HomeTvJoseph Gordon-Levitt Reunites With Rian Johnson In ‘Poker Face’ Twist
Joseph Gordon-Levitt Reunites With Rian Johnson In ‘Poker Face’ Twist
March 2, 2023
“I thought it would be fun to play a really bad person who just sucked himself in,” Gordon-Levitt tells IndieWire.
(Editor’s note: This article contains spoilers for “Poker Face” Season 1 Episode 9.)
After more than 15 years of working together, Rian Johnson gives longtime collaborator Joseph Gordon-Levitt the definitive “Poker Face” feature.
Gordon-Levitt appears in the penultimate episode of “Pokerface” Season 1 as Trey, a white-collar criminal under house arrest who turns out to be guilty of multiple murders — and the brutal stabbing of Charlie Cale (Natasha Lyonne).
“That scene was just a classic, well-orchestrated crescendo from Rian,” Gordon-Levitt told IndieWire ahead of the episode 9 premiere. “He had such a clear idea of exactly what he wanted, especially to this day… I don’t know if I’ve ever been able to do that ultra-cinematic image of me stabbing another person in the chest with a knife, and it goes without saying that a Rian Johnson- I was finally able to do it.”
Unlike the chaotic fight between Lyonne, Judith Light, and S. Epatha Merkerson in episode 5, this sequence quickly ends violently. Trey is not acting out of self-defense or passion; he’s gotten away with murder before and knows he can do it again. For him, this is a quick and easy solution to his problems.
“What I usually do is almost always look for complexity in the characters I play,” Gordon-Levitt said. “What do they tell themselves? What are the circumstances that caused them to make bad decisions… with this character, I didn’t feel obligated to find complexity. I actually thought it would be fun to play a really bad person who just sucked himself in.”

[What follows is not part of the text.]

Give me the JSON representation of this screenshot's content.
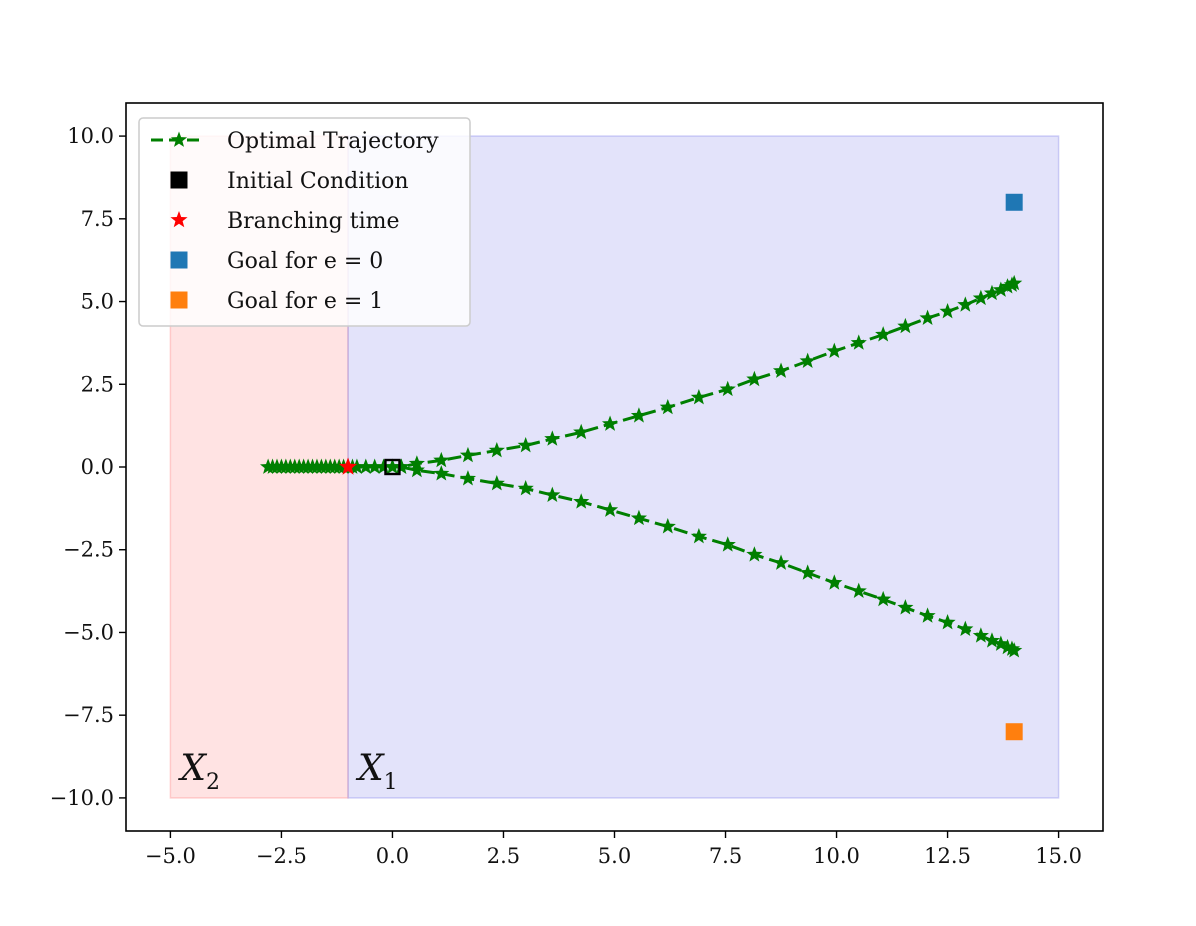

Trey’s blueprint is drawn from the cold when he gets tired of being under house arrest in a beautiful mountaintop house and never tipping his delivery drivers. “I didn’t want to play him cartoonish, like a caricature of a bad boy brother,” adds Gordon-Levitt. “I thought it would be more horrifying if they made it seem like, ‘Yeah, this is just a real person who’s like that.’“
Joseph Gordon-Levitt and Stephanie Hsu in “Poker Face.”
Unlike the villains of the previous episodes, Trey actually spends a lot of time with Charlie in close quarters — scenes where it’s just Gordon-Levitt, Lyonne, Stephanie Hsu, and David Castañeda talking in a room, like in a play.
“Like in any story, and those are my favorite scenes where we get to step away from the mystery of the murder for a moment and dig into who these people are,” Gordon-Levitt said. “If the dialogue is Rian’s, that’s what makes it fun. And that’s the thing with any master of the genre, that it transcends the genre and ends up being a story about people.”
The dialogue is its own feat, building on previous episodes that rely on Charlie’s uncanny ability to tell when people are lying; for most of the episode, Trey no lies down. He asks what happened to Charlie and tells her where he is, but Jimmy’s (Castañeda) white lie sets the inevitable conflict in motion.
“He’s a sophisticated operator,” Gordon-Levitt said of Trey’s facade. “Who can lie better while telling the truth than financiers? Money itself is a big lie – but it’s also true.”
It was Gordon-Levitt’s first major role with the Johnson ensemble since 2012’s “Looper,” though he appears in “Knives Out,” “Glass Onion” and other films. Despite the gap and the transition from film to television, Gordon-Levitt says the only major difference between their last outing together was creative — they did a murder mystery of the week rather than a time travel movie or detective story.
“It’s kind of a magic trick that Rian does every time,” he said. “On the one hand, he is as pure an artist as an artist can be, and on the other, he fulfills the crowd-pleasing feelings of satisfying genre demands. It’s hard to find a balance and he does it – I don’t want to say effortlessly because he’s a hardworking guy – but it comes naturally.